I’m not sure if it has anything to do with the meditation or the fact that J is out of the apartment, but I feel like I’m sleeping ten times better than usual. I’ve been going to sleep before 9 and don’t wake up before my alarm. Usually, I wake up at least once a night, or am up at like 3am and try to force myself to get more sleep before I need to be up at 4:30-4:45. Honestly, it’s probably a bit of both. On the one hand I really miss J when he’s not here, and I don’t have anyone next to me in bed, and on the other, I love not having to share a bed. Either way, I’m going to give at least some credit to the meditation, because the meditation deserves it.

Anyway, on to today’s session… I was searching the app store and found this app called OMG I can Meditate! and while I really do enjoy the wild mind guided meditation, I also want to try multiple different meditation guides through this challenge. This will help keep my interest up, and it’ll help me find the things I like and don’t like. The app has some stuff you have to pay for, but they also have a good number of free guided meditations, so I decided to just give it ago. Today I listened to Week 1; Day 1 and chose the 16 minute meditation. The thing that I really liked, and stuck out to me was there were 4 different length options so that I could choose between 12 and 18 minutes for my session. Since the wildmind meditation I’ve been using the past two days is 12 minutes I wanted to challenge myself to go a little bit longer.

There were a few things I noticed during this practice. First of all, my back wasn’t as tense and sore as it has been the past week or two. This is another combined effect between the meditation and J, I believe. He gave me a pretty great back rub yesterday when I told him it was bothering me, but I also know that meditation is great for all sorts of pain and health issues. Secondly, as I got in to the meditation I felt as if there was this pressure weighing me down. I mostly felt it in my arms and shoulders, and am not sure if it was supposed to insinuate the pressure I put on myself, or the weight of everything I carry and try to take responsibility of. In retrospect, it wasn’t really an uncomfortable weight, but it was definitely pressing and kept me slightly distracted.

Finally, I felt more alert today than I have since the beginning of this challenge. It seems as if each day I’m a little more alert than the last, so we will see where this trend leads. For the first time I kept finding myself wandering to different aspects and thoughts. Putting away dinner leftovers, things I needed to accomplish at work, the schedule I need to help write the next two weeks, etc. I definitely found myself trying to guide myself back to my breathing more than usual. I think this is why I enjoy guided meditations so much. When I’m listening to a voice in the background guiding me, it’s harder to find my mind wandering off because I’m focusing on my breath and the speaker. I’m sure I’ll be able to move away from the guided meditations as I get further in to the practice, but for now they’re exactly what I need.

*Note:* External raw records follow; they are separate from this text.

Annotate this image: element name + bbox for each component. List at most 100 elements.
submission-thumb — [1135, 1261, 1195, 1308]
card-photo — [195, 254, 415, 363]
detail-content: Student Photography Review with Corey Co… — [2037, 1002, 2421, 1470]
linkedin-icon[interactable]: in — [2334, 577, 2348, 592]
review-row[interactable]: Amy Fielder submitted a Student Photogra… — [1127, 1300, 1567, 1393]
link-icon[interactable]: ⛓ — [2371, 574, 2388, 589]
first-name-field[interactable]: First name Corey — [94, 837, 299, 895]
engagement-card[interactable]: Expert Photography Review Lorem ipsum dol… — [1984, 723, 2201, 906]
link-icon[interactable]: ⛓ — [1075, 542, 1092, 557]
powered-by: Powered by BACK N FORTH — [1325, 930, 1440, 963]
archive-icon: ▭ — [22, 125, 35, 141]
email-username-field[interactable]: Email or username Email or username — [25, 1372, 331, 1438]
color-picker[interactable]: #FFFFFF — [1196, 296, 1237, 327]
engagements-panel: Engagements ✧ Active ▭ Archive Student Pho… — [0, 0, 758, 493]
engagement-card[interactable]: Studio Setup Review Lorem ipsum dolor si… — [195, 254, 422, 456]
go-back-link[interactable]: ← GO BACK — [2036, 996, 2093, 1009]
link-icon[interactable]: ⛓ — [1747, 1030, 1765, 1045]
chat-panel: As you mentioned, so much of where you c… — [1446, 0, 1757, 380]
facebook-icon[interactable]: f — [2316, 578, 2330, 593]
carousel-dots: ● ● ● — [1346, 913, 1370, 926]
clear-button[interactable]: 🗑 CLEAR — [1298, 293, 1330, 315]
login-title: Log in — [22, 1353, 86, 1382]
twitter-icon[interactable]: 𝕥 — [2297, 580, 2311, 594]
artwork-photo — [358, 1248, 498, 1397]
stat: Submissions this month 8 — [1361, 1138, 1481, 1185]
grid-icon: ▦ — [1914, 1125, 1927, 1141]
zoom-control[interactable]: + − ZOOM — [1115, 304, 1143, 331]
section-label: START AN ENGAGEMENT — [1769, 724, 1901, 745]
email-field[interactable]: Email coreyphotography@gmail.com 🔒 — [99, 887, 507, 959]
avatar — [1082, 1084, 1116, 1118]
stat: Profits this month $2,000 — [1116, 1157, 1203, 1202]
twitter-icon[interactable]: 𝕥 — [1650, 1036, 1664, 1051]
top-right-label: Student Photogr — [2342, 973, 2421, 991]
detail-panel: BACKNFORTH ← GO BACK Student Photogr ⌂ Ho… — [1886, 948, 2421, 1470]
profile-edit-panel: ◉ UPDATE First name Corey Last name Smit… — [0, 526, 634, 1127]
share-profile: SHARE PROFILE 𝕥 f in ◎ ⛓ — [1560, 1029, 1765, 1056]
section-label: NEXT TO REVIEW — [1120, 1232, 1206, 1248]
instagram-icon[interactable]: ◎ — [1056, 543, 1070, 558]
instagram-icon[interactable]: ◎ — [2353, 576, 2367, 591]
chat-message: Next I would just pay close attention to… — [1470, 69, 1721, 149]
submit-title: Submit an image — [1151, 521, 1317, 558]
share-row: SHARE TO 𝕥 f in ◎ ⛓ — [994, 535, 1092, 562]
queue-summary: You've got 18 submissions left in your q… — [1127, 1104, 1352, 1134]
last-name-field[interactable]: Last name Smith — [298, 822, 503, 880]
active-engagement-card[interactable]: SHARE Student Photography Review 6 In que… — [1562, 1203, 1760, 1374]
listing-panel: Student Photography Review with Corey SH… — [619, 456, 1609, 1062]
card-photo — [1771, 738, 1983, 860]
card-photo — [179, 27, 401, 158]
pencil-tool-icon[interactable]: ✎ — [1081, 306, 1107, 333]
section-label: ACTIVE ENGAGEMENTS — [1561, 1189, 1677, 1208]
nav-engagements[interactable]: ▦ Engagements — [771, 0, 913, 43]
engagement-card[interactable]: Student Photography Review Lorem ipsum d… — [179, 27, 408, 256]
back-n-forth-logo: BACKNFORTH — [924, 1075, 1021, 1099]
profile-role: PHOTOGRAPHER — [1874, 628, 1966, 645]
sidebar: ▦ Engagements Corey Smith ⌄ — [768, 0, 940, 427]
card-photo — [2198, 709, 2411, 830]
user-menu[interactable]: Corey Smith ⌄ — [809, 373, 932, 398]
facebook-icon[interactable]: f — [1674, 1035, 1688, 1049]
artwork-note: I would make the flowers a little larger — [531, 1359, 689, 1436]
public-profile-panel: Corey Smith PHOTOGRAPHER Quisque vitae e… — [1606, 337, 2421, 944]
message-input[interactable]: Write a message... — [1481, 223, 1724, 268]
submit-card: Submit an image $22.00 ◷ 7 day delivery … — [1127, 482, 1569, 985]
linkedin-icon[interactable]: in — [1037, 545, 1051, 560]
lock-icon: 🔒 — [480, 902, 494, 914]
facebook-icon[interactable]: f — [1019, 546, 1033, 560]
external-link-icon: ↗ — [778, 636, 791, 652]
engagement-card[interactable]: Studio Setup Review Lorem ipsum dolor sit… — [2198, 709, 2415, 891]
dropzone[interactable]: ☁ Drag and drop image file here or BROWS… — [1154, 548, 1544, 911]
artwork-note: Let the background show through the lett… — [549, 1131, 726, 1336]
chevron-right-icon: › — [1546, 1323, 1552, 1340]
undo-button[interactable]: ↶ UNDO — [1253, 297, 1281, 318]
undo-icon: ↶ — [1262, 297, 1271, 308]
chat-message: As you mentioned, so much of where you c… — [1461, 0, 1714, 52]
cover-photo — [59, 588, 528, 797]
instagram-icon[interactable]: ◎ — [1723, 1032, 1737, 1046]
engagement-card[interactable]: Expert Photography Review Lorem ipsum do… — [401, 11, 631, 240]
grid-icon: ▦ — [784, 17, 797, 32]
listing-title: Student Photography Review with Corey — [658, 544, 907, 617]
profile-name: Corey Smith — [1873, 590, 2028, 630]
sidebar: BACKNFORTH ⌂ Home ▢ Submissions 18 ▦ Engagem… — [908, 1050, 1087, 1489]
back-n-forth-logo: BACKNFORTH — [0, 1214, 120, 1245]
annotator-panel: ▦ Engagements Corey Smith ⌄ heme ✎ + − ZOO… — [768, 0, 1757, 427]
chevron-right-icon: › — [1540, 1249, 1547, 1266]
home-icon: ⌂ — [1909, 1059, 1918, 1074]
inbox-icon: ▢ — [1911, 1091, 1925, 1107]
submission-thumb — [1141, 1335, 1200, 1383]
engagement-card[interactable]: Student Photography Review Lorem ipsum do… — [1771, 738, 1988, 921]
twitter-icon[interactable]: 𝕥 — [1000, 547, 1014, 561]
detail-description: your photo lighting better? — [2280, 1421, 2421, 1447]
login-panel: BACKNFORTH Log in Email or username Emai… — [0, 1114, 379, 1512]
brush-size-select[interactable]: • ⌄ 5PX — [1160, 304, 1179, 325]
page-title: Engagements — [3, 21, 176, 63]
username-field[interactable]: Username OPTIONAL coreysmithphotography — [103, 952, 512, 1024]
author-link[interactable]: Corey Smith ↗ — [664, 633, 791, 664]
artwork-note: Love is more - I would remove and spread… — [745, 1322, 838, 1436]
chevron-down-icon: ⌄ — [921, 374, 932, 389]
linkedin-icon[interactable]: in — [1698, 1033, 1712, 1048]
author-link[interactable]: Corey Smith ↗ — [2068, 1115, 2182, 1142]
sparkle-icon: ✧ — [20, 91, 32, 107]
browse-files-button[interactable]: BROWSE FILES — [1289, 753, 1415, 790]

You would think that 4 minutes wouldn’t matter much in the grand scheme of things, it’s really not that long of a period of time. I definitely noticed that towards the end of the meditation, I was starting to get antsy, and wondering when it would be over. I pushed myself through to the end, but it was definitely harder than the past three days. I’m going to try and aim to stay at the 16 minute mark for a few days and then push myself to go a little bit longer. If I can get up to maybe 30 minutes in the next couple of weeks I’d be really happy with that.

Another weird thought that kept coming up in my head as I meditated was, “If I’m focusing on my breathing how am I supposed to observe it? Isn’t becoming aware of my breath making me choose my breathing pattern?” It just kept swirling around and around in my head. It’s like if you start to think about blinking, you start to manually blink. Doesn’t the same apply to breathing? How do I observe my breath without disrupting my breathing pattern?

Honestly, sometimes I wonder where all my crazy random thoughts come from. Oh well… Until tomorrow.